Hauge’s fondness for dated forms of existentialism, phenomenology, and literary theory is evidenced in his partial understanding of modern university literature departments. Hauge would have us believe that the theoretical debates of the past are largely over and that, in parallel with naturalism’s naïve positivism, humanities departments are back to a kind of crude empiricism of literary reading where, according to Rita Felski, we simply follow the ‘thought-streams of others.’ (p105) Hauge, to my mind rightly, laments Felski’s pre-linguistic turn notions of the subject, yet he is grateful for having studied the English classics through the methods of the American new critics. Now Hauge’s knowledge of the private life of T. S. Eliot makes it difficult for him to read his poetry (p106).
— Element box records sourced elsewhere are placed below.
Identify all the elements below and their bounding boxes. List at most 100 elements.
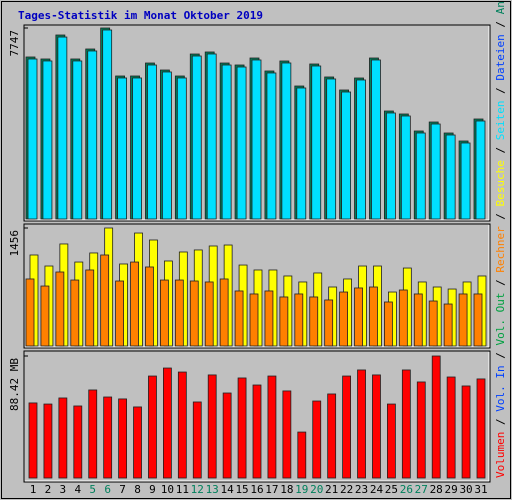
bar: [266, 72, 277, 220]
legend-separator: /: [494, 273, 507, 293]
bar: [398, 289, 408, 347]
x-tick-label: 14: [221, 483, 235, 496]
x-tick-label: 8: [134, 483, 141, 496]
bar: [371, 59, 381, 220]
bar: [72, 60, 83, 220]
bar: [234, 290, 244, 347]
x-tick-label: 19: [295, 483, 308, 496]
x-tick-label: 20: [310, 483, 323, 496]
bar: [191, 55, 202, 220]
bar: [103, 396, 113, 479]
bar: [476, 378, 486, 479]
x-tick-label: 28: [430, 483, 443, 496]
bar: [43, 403, 53, 479]
bar: [383, 301, 393, 347]
bar: [102, 29, 113, 220]
bar: [87, 50, 98, 220]
bar: [445, 134, 456, 220]
x-tick-label: 15: [235, 483, 248, 496]
bar: [400, 115, 411, 220]
bar: [118, 398, 127, 479]
legend-entry: Dateien: [494, 34, 507, 80]
bar: [264, 290, 274, 347]
x-tick-label: 24: [370, 483, 384, 496]
bar: [222, 392, 232, 479]
bar: [326, 78, 337, 220]
bar: [206, 53, 217, 220]
x-tick-label: 31: [474, 483, 487, 496]
bar: [177, 371, 187, 479]
bar: [460, 142, 471, 220]
x-tick-label: 18: [280, 483, 293, 496]
legend-separator: /: [494, 14, 507, 34]
bar: [339, 291, 349, 347]
x-tick-label: 22: [340, 483, 353, 496]
x-tick-label: 17: [265, 483, 278, 496]
bar: [251, 59, 262, 220]
bar: [428, 300, 438, 347]
bar: [176, 77, 187, 220]
legend-entry: Volumen: [494, 432, 507, 478]
bar: [58, 397, 68, 479]
bar: [88, 389, 98, 479]
x-tick-label: 2: [45, 483, 52, 496]
chart-title: Tages-Statistik im Monat Oktober 2019: [18, 9, 263, 22]
x-tick-label: 11: [176, 483, 189, 496]
bar: [296, 87, 307, 220]
bar: [73, 405, 83, 479]
x-tick-label: 29: [445, 483, 458, 496]
x-tick-label: 7: [119, 483, 126, 496]
bar: [401, 369, 411, 479]
bar: [309, 296, 319, 347]
bar: [279, 296, 289, 347]
bar: [27, 58, 38, 220]
bar: [413, 293, 423, 347]
x-tick-label: 6: [104, 483, 111, 496]
bar: [115, 280, 124, 347]
bar: [385, 112, 396, 220]
x-tick-label: 26: [400, 483, 413, 496]
bar: [207, 374, 217, 479]
bar: [132, 77, 142, 220]
bar: [312, 400, 322, 479]
bar: [341, 91, 352, 220]
bar: [431, 355, 441, 479]
bar: [386, 403, 396, 479]
bar: [372, 374, 381, 479]
bar: [311, 65, 322, 220]
bar: [236, 66, 247, 220]
bar: [25, 278, 35, 347]
bar: [354, 287, 363, 347]
x-tick-label: 13: [206, 483, 219, 496]
bar: [147, 64, 157, 220]
legend-entry: Anfragen: [494, 0, 507, 14]
legend-separator: /: [494, 140, 507, 160]
bar: [148, 375, 157, 479]
legend-separator: /: [494, 206, 507, 226]
bar: [100, 254, 110, 347]
bar: [162, 367, 172, 479]
bar: [416, 381, 426, 479]
bar: [55, 271, 65, 347]
x-tick-label: 25: [385, 483, 398, 496]
bar: [458, 293, 468, 347]
x-tick-label: 12: [191, 483, 204, 496]
bar: [297, 431, 307, 479]
bar: [282, 390, 292, 479]
legend-separator: /: [494, 412, 507, 432]
bar: [145, 266, 154, 347]
bar: [461, 385, 471, 479]
bar: [415, 132, 426, 220]
legend-entry: Vol. Out: [494, 293, 507, 346]
bar: [130, 261, 139, 347]
bar: [133, 406, 142, 479]
x-tick-label: 10: [161, 483, 174, 496]
bar: [443, 303, 453, 347]
bar: [219, 278, 229, 347]
x-tick-label: 16: [250, 483, 263, 496]
legend-entry: Besuche: [494, 160, 507, 206]
bar: [357, 369, 366, 479]
bar: [28, 402, 38, 479]
legend-entry: Rechner: [494, 226, 507, 273]
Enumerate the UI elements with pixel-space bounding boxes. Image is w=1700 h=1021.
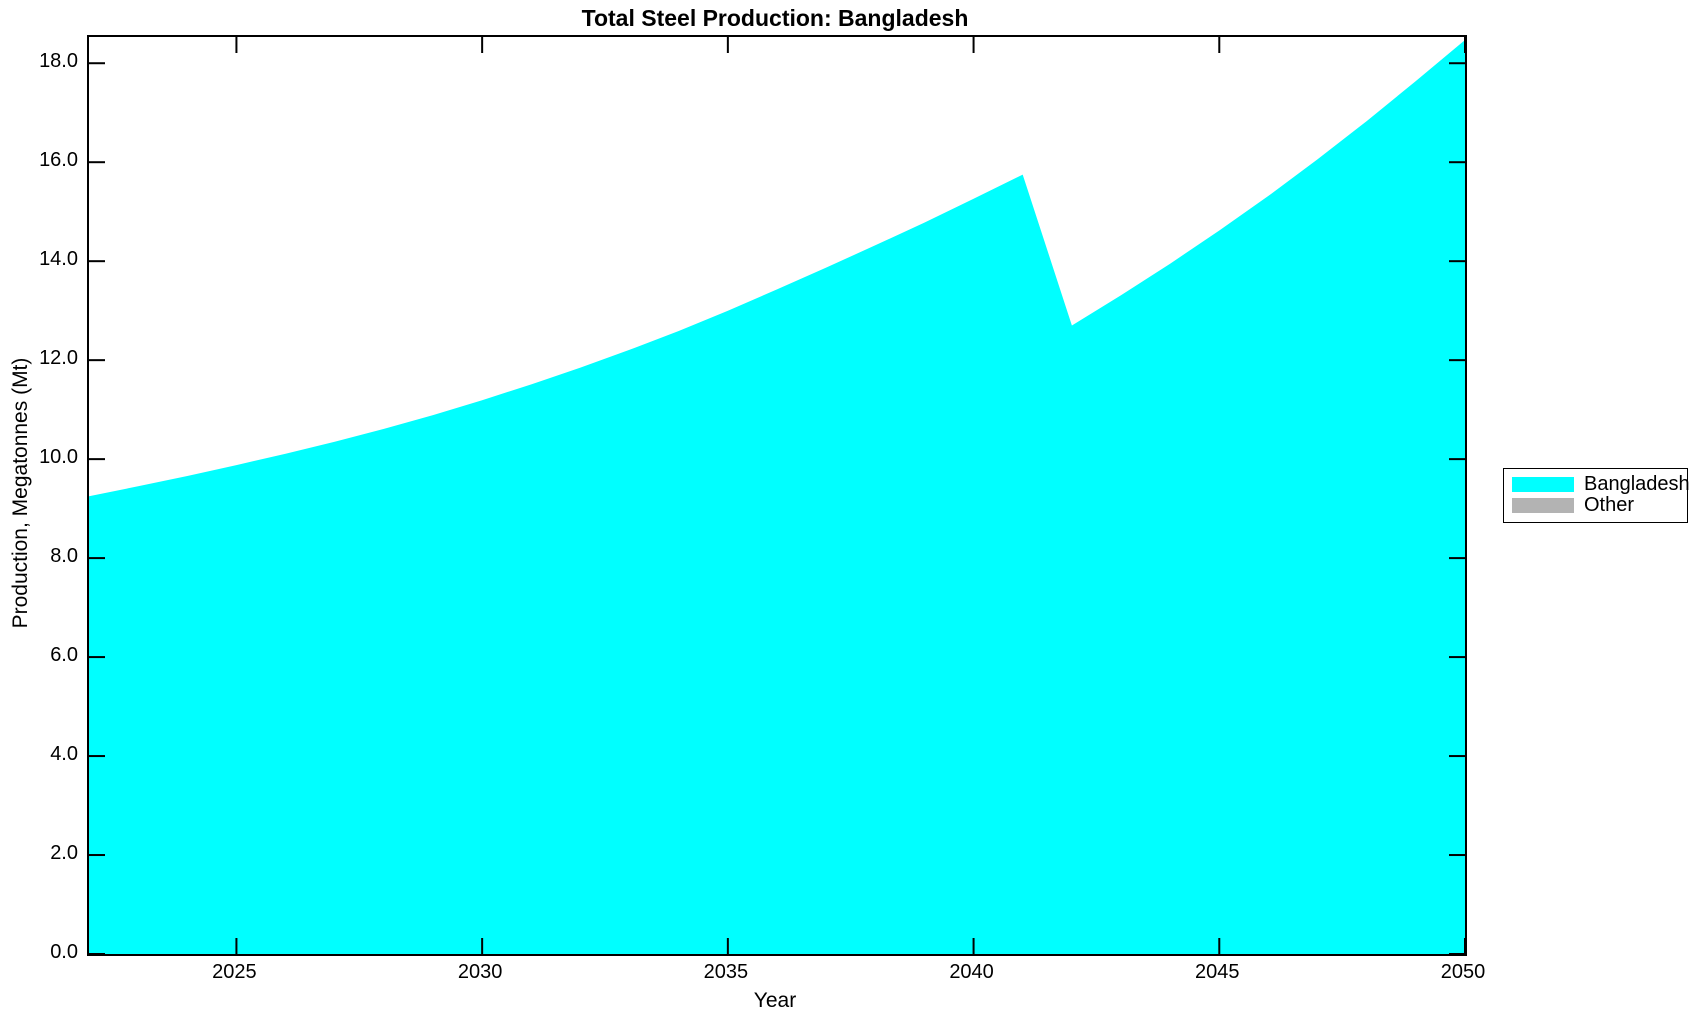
y-tick-label: 2.0 [50, 842, 78, 865]
y-tick-label: 8.0 [50, 545, 78, 568]
x-axis-label: Year [753, 989, 797, 1012]
x-tick-label: 2040 [949, 961, 994, 983]
area-series-bangladesh [89, 40, 1465, 954]
y-tick-label: 16.0 [39, 149, 78, 172]
chart-title: Total Steel Production: Bangladesh [581, 5, 969, 31]
y-tick-label: 18.0 [39, 50, 78, 73]
area-chart-canvas [89, 37, 1465, 954]
y-tick-label: 6.0 [50, 644, 78, 667]
y-tick-label: 0.0 [50, 941, 78, 963]
legend-label: Bangladesh [1584, 473, 1690, 495]
y-tick-label: 4.0 [50, 743, 78, 766]
legend-swatch-other [1512, 498, 1574, 513]
x-tick-label: 2045 [1195, 961, 1240, 983]
legend-swatch-bangladesh [1512, 477, 1574, 492]
legend-label: Other [1584, 494, 1635, 516]
legend: Bangladesh Other [1503, 468, 1690, 523]
plot-area [87, 35, 1467, 956]
y-tick-label: 14.0 [39, 248, 78, 271]
x-tick-label: 2050 [1440, 961, 1486, 983]
x-tick-label: 2025 [212, 961, 257, 983]
y-tick-label: 10.0 [39, 446, 78, 469]
legend-item-other: Other [1512, 495, 1679, 516]
x-tick-label: 2030 [457, 961, 503, 983]
y-axis-label: Production, Megatonnes (Mt) [9, 357, 32, 629]
x-tick-label: 2035 [703, 961, 749, 983]
y-tick-label: 12.0 [39, 347, 78, 370]
legend-item-bangladesh: Bangladesh [1512, 474, 1690, 495]
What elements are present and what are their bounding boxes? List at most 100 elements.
Despite professing an admiration for Alan Sinfield’s ‘Society and Literature 1945-1970’ (p88), the lesson that we can only pretend our readings are not influenced by factors outside the text seems lost on Hauge. Who comes to Shakespeare with no prior knowledge whatsoever? Even if that knowledge was only a historically constructed term for literary analysis, e.g. ‘bathos’, then we still bring in ‘background’ to our reading.


Overall, beyond the surface jollity, there’s an unmistakable note of resignation. ‘Ensomhedparathed’: the term is never elaborated. By the end of the work, we can guess that Hauge is ‘ready’ to be ‘lonely’ by voicing unpopular views which go against the grain. Yet ‘Ensomhedparathed’ is also the voice of a life-long academic determined to have the last word. If, as Hauge proposes, the ’after-theory’ paradigm is taking over Danish humanities departments thanks to a mercantile social trend determining all education should become useful (p104), we can take hope in the mass-commodification of university courses in the Anglophone world, where nuances are magnified in order to generate rare desirable ‘theories’ students will be willing to pay for. An effective marketing strategy for such theories is to show how your approach differs from others through making sensationalist claims. Being a little flip with academic protocol can also go down well with the youth. Add to this an insider’s extensive knowledge, a lively anecdotal style, and a penchant for making contrarian statements, and we might say with some confidence that Hans Hauge’s academic enterprise needn’t fear insolvency.